Preiserhöhungen und Kundenschwund
Dass HelloFresh trotz dieser Belastungen zumindest in Q4 sein Ergebnis erhöhen konnte, ist sogleich der wohl positivste Faktor des Zahlenwerks. Der Grund: HelloFresh hat die Preise kürzlich erhöht, weshalb der durchschnittliche Bestellwert in Q4 um 19 Prozent auf 63,7 Euro nach oben schoss.
Darüber hinaus lief das Schlussquartal jedoch nicht gerade berauschend. So fiel in Q4 die Zahl der aktiven Kunden um 1,5 Prozent auf 7,11 Millionen. Und auch die Anzahl der Bestellungen ging um 0,7 Prozent auf 29,28 Millionen zurück. Das ist ein mögliches Signal, dass viele Kunden wegen der hohen Inflation zurückhaltender werden.
2023: Prognose sorgt für Enttäuschung
Ohnehin liegt die Crux nicht unbedingt bei den 2022er-Zahlen, sondern vielmehr im Ausblick. Dieser fiel nämlich alles andere als rosig aus. So erwartet das Management für 2023 einen währungsbereinigten Umsatzanstieg von nur noch 2 bis 10 Prozent.
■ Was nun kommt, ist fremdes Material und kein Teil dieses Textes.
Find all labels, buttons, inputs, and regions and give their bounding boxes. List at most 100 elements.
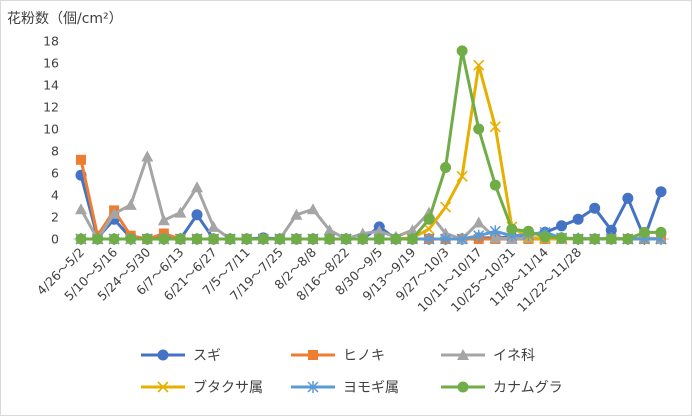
data-point [456, 233, 468, 245]
data-point [257, 233, 269, 245]
data-point [489, 225, 501, 238]
legend-swatch-marker [457, 349, 469, 360]
data-point [572, 233, 584, 245]
data-point [124, 198, 137, 210]
data-point [456, 170, 468, 182]
data-point [489, 231, 502, 243]
series-line [79, 155, 662, 241]
data-point [324, 233, 336, 245]
legend-item: スギ [141, 348, 221, 364]
data-point [655, 186, 667, 198]
data-point [357, 233, 369, 245]
data-point [191, 209, 203, 221]
y-tick-label: 2 [51, 210, 59, 225]
data-point [141, 233, 153, 245]
data-point [440, 233, 452, 245]
data-point [489, 179, 501, 191]
data-point [522, 225, 534, 237]
data-point [76, 154, 86, 165]
data-point [307, 203, 319, 215]
plot-area [75, 45, 667, 245]
data-point [638, 226, 650, 238]
series-5 [75, 45, 667, 245]
data-point [423, 213, 435, 225]
data-point [125, 233, 137, 245]
data-point [174, 206, 187, 218]
series-line [79, 159, 661, 241]
legend-swatch-marker [157, 349, 169, 361]
data-point [556, 232, 568, 244]
data-point [489, 121, 501, 133]
legend-item: カナムグラ [441, 380, 563, 396]
data-point [224, 233, 236, 245]
data-point [406, 233, 418, 245]
data-point [191, 233, 203, 245]
legend-item: ヨモギ属 [291, 380, 399, 396]
series-line [81, 49, 661, 241]
y-axis: 0 2 4 6 8 10 12 14 16 18 [43, 34, 59, 247]
data-point [622, 192, 634, 204]
legend-label: イネ科 [493, 348, 535, 364]
y-tick-label: 16 [43, 56, 59, 71]
data-point [75, 233, 87, 245]
data-point [605, 233, 617, 245]
legend-swatch-marker [308, 350, 318, 360]
data-point [307, 233, 319, 245]
data-point [589, 202, 601, 214]
legend-item: ヒノキ [291, 348, 385, 364]
data-point [108, 207, 121, 219]
y-tick-label: 0 [51, 232, 59, 247]
data-point [108, 233, 120, 245]
data-point [506, 223, 518, 235]
x-axis: 4/26～5/25/10～5/165/24～5/306/7～6/136/21～6… [34, 238, 669, 315]
legend-swatch-marker [457, 381, 469, 393]
y-axis-title: 花粉数（個/cm²） [7, 11, 123, 27]
series-1 [76, 154, 666, 244]
data-point [440, 201, 452, 213]
data-point [158, 233, 170, 245]
data-point [655, 226, 667, 238]
y-tick-label: 8 [51, 144, 59, 159]
data-point [572, 213, 584, 225]
data-point [406, 224, 419, 236]
data-point [323, 224, 336, 236]
data-point [75, 203, 87, 215]
data-point [556, 220, 568, 232]
y-tick-label: 18 [43, 34, 59, 49]
data-point [423, 233, 435, 245]
series-line [81, 63, 661, 241]
data-point [589, 233, 601, 245]
data-point [539, 231, 551, 243]
data-point [473, 59, 485, 71]
data-point [440, 162, 452, 173]
data-point [191, 181, 203, 193]
y-tick-label: 12 [43, 100, 59, 115]
data-point [622, 233, 634, 245]
data-point [241, 233, 253, 245]
data-point [92, 233, 104, 245]
legend-label: ブタクサ属 [193, 379, 263, 396]
data-point [473, 123, 485, 135]
data-point [473, 229, 485, 242]
data-point [207, 220, 220, 232]
data-point [340, 233, 352, 245]
legend-label: ヨモギ属 [343, 380, 399, 396]
data-point [290, 208, 303, 220]
data-point [472, 216, 485, 228]
legend-swatch-marker [307, 381, 319, 393]
legend-item: ブタクサ属 [141, 379, 263, 396]
data-point [373, 233, 385, 245]
data-point [157, 214, 170, 226]
data-point [373, 225, 386, 237]
y-tick-label: 4 [51, 188, 59, 203]
data-point [208, 233, 220, 245]
data-point [423, 223, 435, 235]
y-tick-label: 6 [51, 166, 59, 181]
data-point [274, 233, 286, 245]
data-point [174, 233, 186, 245]
data-point [390, 233, 402, 245]
data-point [290, 233, 302, 245]
y-tick-label: 14 [43, 78, 59, 93]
Das wäre selbst im besten Falle das schwächste prozentuale Jahreswachstum in der Geschichte der 2011 gegründeten Firma.
Und auch beim Gewinn muss HelloFresh offenbar aufs Bremspedal drücken. So soll sich das AEBITDA bei 460 bis 530 Millionen Euro einpendeln. Verglichen mit den 477 Millionen im Jahr 2022 könnte HelloFresh im laufenden Jahr also einen Ergebnisrückgang erleiden. Das Management begründet die Prognose indes mit dem in vielen Märkten gedämpften Konsumumfeld und den weiterhin hohen Ausgaben gerade im Marketingbereich.
HelloFresh-Aktie: Mein Fazit für Sie
Die Zeiten des ungezügelten Wachstums bei HelloFresh sind vorbei. Das ist zwar nicht unbedingt eine neue Erkenntnis. Die neuen Zahlen und vor allem die Prognosen untermauern das Boom-Ende aber erneut.
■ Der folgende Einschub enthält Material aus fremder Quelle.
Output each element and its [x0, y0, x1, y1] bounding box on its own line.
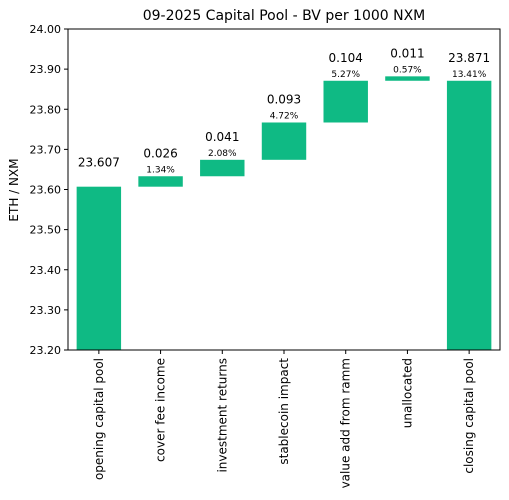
y-tick-label: 23.60	[30, 184, 62, 197]
bar	[385, 76, 430, 81]
data-label: 0.104	[329, 51, 363, 65]
bar	[323, 80, 368, 123]
x-tick-label: closing capital pool	[462, 358, 476, 474]
x-tick-label: investment returns	[215, 358, 229, 473]
y-tick-label: 23.40	[30, 264, 62, 277]
y-tick-label: 23.70	[30, 143, 62, 156]
percent-label: 13.41%	[452, 70, 487, 80]
x-tick-label: unallocated	[400, 358, 414, 428]
bar	[261, 122, 307, 160]
data-label: 23.607	[78, 156, 120, 170]
data-label: 0.011	[390, 46, 424, 60]
percent-label: 1.34%	[146, 165, 175, 175]
bar	[200, 159, 245, 177]
data-label: 0.093	[267, 92, 301, 106]
x-axis: opening capital pool cover fee income inve…	[92, 350, 476, 488]
y-axis: 23.20 23.30 23.40 23.50 23.60 23.70 23.80 23.90…	[30, 23, 68, 357]
x-tick-label: value add from ramm	[339, 358, 353, 488]
percent-label: 4.72%	[270, 111, 299, 121]
x-tick-label: opening capital pool	[92, 358, 106, 480]
data-labels: 23.607 0.026 1.34% 0.041 2.08% 0.093 4.72% 0.10…	[78, 46, 490, 175]
data-label: 23.871	[448, 51, 490, 65]
chart-title: 09-2025 Capital Pool - BV per 1000 NXM	[143, 8, 426, 24]
bar	[76, 186, 122, 350]
bar	[446, 80, 492, 350]
bars-layer	[76, 76, 492, 350]
y-tick-label: 23.20	[30, 344, 62, 357]
x-tick-label: cover fee income	[154, 358, 168, 462]
percent-label: 2.08%	[208, 149, 237, 159]
data-label: 0.041	[205, 130, 239, 144]
data-label: 0.026	[143, 146, 177, 160]
percent-label: 5.27%	[331, 70, 360, 80]
y-tick-label: 23.80	[30, 103, 62, 116]
y-tick-label: 24.00	[30, 23, 62, 36]
y-tick-label: 23.30	[30, 304, 62, 317]
x-tick-label: stablecoin impact	[277, 358, 291, 465]
y-tick-label: 23.50	[30, 224, 62, 237]
bar	[138, 176, 183, 187]
plot-frame	[67, 28, 501, 351]
percent-label: 0.57%	[393, 65, 422, 75]
y-axis-label: ETH / NXM	[7, 158, 21, 221]
y-tick-label: 23.90	[30, 63, 62, 76]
Klar: Die Aktie ist jetzt signifikant günstiger als noch Ende 2021. Die Wachstumsperspektiven jedoch sind inzwischen gleichfalls wesentlich schwächer. Neben dem Ende der Corona-Sonderkonjunktur befeuert die hohe Inflation eine Konsumflaute – was für HelloFresh in einer doppelten Belastung resultiert.
Es bleibt nun abzuwarten, wie das Unternehmen darauf reagiert. Gut möglich, dass HelloFresh noch mehr Rabatte gewähren und noch mehr Geld in Werbung stecken wird, um die Kunden bei der Stange zu halten. Das wiederum würde allerdings die Gewinnmargen einschränken. Spannend ist, welche Kennzahl die Börse im laufenden Jahr priorisieren wird: den Profit oder die Kundenanzahl?
Was man dem Unternehmen zugutehalten sollte: Ein tiefgreifendes Desaster zeichnet sich bei HelloFresh meiner Meinung nach nicht ab. Noch immer vertrauen viele Millionen Kunden auf die Kochboxen und deren Vorteile. Auch ist das Unternehmen längst profitabel und verfügt über ein beachtliches Eigenkapital. Und nicht zuletzt halte ich das Geschäftsmodell von HelloFresh nach wie vor für zukunftsfähig.
Gerade die nun günstigeren Kurse könnten für Sie also einen interessanten Einstiegspunkt markieren, um auf langfristige Renditen zu setzen.